In the browser, js and image files are directly stored in the memory cache after being parsed. Therefore, when refreshing the page, you only need to read from the memory cache directly. CSS files are stored in disk files, so every rendering page needs to be read from disk cache.

Negotiation cache:

Negotiation cache is a process in which the browser sends a request to the server with the cache ID after the cache is invalid, and the server decides whether to use the cache based on the cache ID. There are two main situations:

Succeeded in negotiating cache:

Failed to negotiate cache:

As you can see, one important piece of data in the negotiation cache is to get the identity of the cached data. After entering the negotiation cache, the browser carries the corresponding identifier in the request header and sends the request to the server, which decides whether to use the cache. There are two types of cached identifiers: Last-Modified and ETAG.

Last-modified Time of last modification. After the browser first sends a request to the server, the server places this field in the response header. The browser will carry an if-modified-since field in the request header when the last modification was made from the server. If the time in the request header is less than the last modified time, the resource has been modified, and the new resource is returned as the HTTP request process. If it is not, the server returns the status 304, telling the browser to cache the resource directly.

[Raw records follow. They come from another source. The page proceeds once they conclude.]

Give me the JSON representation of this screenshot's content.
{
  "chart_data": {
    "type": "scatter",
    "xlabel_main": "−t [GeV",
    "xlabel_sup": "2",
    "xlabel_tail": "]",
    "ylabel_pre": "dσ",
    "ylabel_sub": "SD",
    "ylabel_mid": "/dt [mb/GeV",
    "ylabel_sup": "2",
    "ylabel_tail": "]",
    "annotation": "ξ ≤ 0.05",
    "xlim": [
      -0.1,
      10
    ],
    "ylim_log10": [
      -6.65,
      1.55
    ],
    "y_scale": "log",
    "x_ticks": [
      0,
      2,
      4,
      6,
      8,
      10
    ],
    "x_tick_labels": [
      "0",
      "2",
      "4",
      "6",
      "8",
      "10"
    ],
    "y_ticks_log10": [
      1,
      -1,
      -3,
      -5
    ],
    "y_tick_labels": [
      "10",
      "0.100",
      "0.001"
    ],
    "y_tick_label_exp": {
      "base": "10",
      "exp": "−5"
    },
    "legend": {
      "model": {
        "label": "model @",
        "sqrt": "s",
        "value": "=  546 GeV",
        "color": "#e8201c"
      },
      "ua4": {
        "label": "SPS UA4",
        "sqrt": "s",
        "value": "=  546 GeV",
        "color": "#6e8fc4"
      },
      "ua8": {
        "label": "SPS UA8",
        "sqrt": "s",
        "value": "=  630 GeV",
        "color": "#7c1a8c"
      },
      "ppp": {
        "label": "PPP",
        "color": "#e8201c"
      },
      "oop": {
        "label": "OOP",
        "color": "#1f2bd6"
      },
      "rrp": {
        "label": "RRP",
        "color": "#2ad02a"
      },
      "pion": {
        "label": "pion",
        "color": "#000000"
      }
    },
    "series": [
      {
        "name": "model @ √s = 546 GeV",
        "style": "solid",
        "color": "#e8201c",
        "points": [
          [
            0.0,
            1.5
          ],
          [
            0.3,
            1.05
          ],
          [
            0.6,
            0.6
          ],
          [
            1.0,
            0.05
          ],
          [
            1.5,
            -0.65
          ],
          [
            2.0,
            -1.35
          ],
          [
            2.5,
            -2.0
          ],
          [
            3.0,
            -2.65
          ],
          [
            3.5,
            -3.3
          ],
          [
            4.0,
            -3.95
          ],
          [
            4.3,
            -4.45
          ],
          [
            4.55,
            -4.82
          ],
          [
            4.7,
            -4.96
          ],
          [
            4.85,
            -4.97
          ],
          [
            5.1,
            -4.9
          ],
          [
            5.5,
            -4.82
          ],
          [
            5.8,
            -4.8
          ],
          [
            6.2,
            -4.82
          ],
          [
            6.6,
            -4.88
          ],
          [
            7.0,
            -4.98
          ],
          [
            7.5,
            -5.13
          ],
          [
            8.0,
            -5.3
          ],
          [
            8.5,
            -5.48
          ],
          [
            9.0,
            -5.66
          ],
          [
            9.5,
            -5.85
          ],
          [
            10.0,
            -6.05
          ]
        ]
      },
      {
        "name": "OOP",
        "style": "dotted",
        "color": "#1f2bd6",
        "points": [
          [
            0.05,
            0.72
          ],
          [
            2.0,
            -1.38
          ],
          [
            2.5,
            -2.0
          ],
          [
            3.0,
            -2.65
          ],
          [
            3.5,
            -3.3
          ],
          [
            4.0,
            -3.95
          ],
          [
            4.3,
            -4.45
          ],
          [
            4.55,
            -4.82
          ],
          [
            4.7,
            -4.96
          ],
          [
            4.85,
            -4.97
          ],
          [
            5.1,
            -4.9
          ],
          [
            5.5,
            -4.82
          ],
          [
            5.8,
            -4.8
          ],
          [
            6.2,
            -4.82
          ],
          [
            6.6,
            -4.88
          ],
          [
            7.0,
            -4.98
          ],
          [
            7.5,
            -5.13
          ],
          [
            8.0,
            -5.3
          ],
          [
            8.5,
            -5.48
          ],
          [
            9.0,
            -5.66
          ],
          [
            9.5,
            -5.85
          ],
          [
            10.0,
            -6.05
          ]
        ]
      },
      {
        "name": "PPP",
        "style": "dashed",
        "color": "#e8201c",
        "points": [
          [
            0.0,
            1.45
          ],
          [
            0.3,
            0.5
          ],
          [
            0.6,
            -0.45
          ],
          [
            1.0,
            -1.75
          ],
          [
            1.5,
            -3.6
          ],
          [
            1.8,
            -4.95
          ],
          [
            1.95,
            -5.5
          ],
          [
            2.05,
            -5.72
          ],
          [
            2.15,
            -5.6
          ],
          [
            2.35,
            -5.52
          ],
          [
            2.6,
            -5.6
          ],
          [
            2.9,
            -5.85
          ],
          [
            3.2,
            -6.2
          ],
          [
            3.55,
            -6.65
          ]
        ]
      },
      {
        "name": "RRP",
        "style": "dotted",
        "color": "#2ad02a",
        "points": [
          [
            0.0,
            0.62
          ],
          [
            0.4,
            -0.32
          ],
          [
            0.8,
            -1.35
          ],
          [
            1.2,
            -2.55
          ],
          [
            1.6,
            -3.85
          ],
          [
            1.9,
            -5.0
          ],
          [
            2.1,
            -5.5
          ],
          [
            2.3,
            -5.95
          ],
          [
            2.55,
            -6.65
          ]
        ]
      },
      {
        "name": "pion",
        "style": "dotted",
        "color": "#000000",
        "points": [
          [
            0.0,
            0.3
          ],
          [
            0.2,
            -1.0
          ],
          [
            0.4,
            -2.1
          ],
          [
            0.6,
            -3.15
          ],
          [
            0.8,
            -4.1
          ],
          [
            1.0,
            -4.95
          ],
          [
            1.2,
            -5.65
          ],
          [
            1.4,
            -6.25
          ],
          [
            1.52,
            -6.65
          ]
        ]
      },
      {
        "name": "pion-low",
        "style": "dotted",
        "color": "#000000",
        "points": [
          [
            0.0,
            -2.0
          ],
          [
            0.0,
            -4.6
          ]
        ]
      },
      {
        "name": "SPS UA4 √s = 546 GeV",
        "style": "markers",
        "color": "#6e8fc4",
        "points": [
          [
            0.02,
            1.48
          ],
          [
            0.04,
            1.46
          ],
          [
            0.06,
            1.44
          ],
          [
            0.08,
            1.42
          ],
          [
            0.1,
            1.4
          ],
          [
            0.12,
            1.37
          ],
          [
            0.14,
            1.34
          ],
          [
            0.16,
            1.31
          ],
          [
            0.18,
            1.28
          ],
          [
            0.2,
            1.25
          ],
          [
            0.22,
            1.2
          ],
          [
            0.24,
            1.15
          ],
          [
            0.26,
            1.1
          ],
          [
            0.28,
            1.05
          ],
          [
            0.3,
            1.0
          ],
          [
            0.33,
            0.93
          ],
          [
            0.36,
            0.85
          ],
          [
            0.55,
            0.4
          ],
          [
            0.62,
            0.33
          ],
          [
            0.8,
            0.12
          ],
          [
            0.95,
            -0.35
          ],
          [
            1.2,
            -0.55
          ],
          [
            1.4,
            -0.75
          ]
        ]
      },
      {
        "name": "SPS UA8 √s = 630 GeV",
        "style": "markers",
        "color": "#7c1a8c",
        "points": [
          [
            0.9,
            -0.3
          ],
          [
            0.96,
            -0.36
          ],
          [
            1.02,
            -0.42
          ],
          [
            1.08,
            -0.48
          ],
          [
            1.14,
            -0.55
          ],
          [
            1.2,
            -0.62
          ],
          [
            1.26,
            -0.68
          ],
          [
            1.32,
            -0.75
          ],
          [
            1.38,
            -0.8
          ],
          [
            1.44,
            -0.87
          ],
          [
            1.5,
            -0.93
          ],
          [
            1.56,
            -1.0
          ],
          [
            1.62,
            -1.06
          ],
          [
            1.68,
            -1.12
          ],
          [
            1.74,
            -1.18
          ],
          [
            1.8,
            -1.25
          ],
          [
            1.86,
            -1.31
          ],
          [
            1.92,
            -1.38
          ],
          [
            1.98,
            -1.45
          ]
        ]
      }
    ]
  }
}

Etag is a unique identifier generated by the server based on the contents of the current file. This value changes whenever the contents of the file are changed. The server gives this value to the browser via the response header. The browser receives the value of ETag and sends it to the server as if-none-match in the request header on the next request. If the server receives if-none-match, it compares it with the ETag of the resource on the server:

• If they are different, it's time for an update. Return the new resource, just like the normal HTTP request response flow. • Otherwise return 304, telling the browser to use the cache directly.Copy the code

Both comparisons

1. ETag is superior to Last-Modified in accuracy. ETag is superior to ETag, which identifies resources according to the content, so that changes of resources can be accurately sensed. Last-modified, on the other hand, does not accurately detect resource changes in special cases. There are two main cases: • A resource file has been edited but its contents have not changed, which also causes cache invalidation. • Last-Modified is the unit of time that can be sensed in seconds. If the file changes multiple times within a second, then last-Modified does not reflect the change. 2. In terms of performance, Last-Modified is superior to ETag. It is easy to understand that last-Modified only records a point in time, whereas ETag needs to generate hash values according to the specific contents of the file.Copy the code

In addition, if both approaches are supported, the server will prioritize ETag.